Pemerintah Malaysia telah memutuskan untuk menghentikan konser musik The 1975 yang dijadwalkan di ibu kota Kuala Lumpur pada hari Sabtu.
Hal ini terjadi karena insiden di atas panggung saat pentolan band pop rock Inggris tersebut mencium dan mengkritik undang-undang anti-LGBT yang berlaku di negara tersebut.
Menteri Komunikasi Malaysia, Fahmi Fadzil, mengungkapkan ketegasannya terkait masalah ini melalui akun Twitternya.
Hal ini dilakukan setelah ia bertemu dengan penyelenggara acara Good Vibes Festival, yang merupakan tuan rumah konser musik The 1975 yang awalnya dijadwalkan berlangsung hingga hari Minggu.
Akibat insiden tersebut, konser musik The 1975 juga dilarang untuk tampil lagi di Malaysia oleh komisi pemerintah yang bertanggung jawab atas pertunjukan seni dan acara-acara yang melibatkan artis asing.
Kronologis Pembatalan Konser Musik The 1975
Dalam konteks budaya dan agama mayoritas di Malaysia, homoseksualitas dianggap sebagai tindakan kejahatan.
Meskipun demikian, sejumlah kelompok hak asasi manusia telah memperingatkan tentang adanya peningkatan aksi intoleran terhadap individu lesbian, gay, biseksual, dan transgender (LGBT) di negara tersebut.
Video yang tersebar di media sosial pada Jumat malam menampilkan vokalis The 1975, Matty Healy, mencium basis band, Ross MacDonald.
Ia melakukannya setelah memberikan kritik pedas terhadap sikap pemerintah Malaysia mengenai homoseksualitas.
Pernyataan Healy dianggap tidak senonoh oleh penonton festival.
Healy mengakui bahwa, konser musik The 1975 rencananya akan dibatalkan, namun karena menghormati penggemar mereka di negara itu, akhirnya mereka memutuskan untuk tetap tampil.
Namun, hal ini mendapat tanggapan keras dari pihak berwenang.
Menteri Komunikasi Fahmi Fadzil menyatakan, bahwa Malaysia secara aktif mendukung perkembangan industri kreatif dan kebebasan berekspresi.

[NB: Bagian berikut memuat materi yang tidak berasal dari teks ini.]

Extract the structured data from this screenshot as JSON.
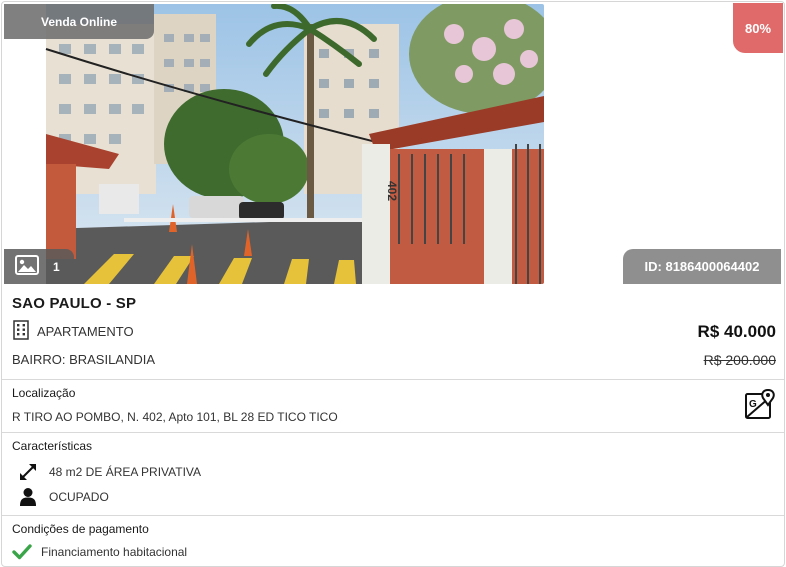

Namun, ia menekankan bahwa batas-batas sensitivitas masyarakat harus tetap dijaga, terutama yang berkaitan dengan tradisi dan nilai-nilai budaya setempat.
Insiden ini juga muncul di tengah-tengah persiapan pemilihan umum lokal yang akan menentukan nasib koalisi progresif yang dipimpin oleh Perdana Menteri Anwar Ibrahim, yang akan bersaing dengan Aliansi Muslim yang mayoritas anggotanya adalah etnis Melayu konservatif.
Aliansi tersebut menuduh pemerintahan Anwar tidak berbuat banyak dalam melindungi hak-hak Muslim di negara multiras ini.
Perdana Menteri Anwar telah berulang kali menegaskan komitmennya untuk menerapkan prinsip-prinsip Islam, dengan menekankan bahwa hak-hak LGBT tidak akan diakui oleh pemerintahannya.
Bulan lalu, pihak berwenang Malaysia menyita jam tangan dari koleksi “Pride” buatan Swatch dari Swiss, karena dianggap merayakan hak-hak LGBT.
Keputusan pemerintah Malaysia untuk menghentikan konser The 1975 menunjukkan komitmen mereka dalam menegakkan hukum negara.
Hal ini juga menimbulkan kontroversi mengenai isu-isu kebebasan berekspresi dan hak asasi manusia di negara tersebut.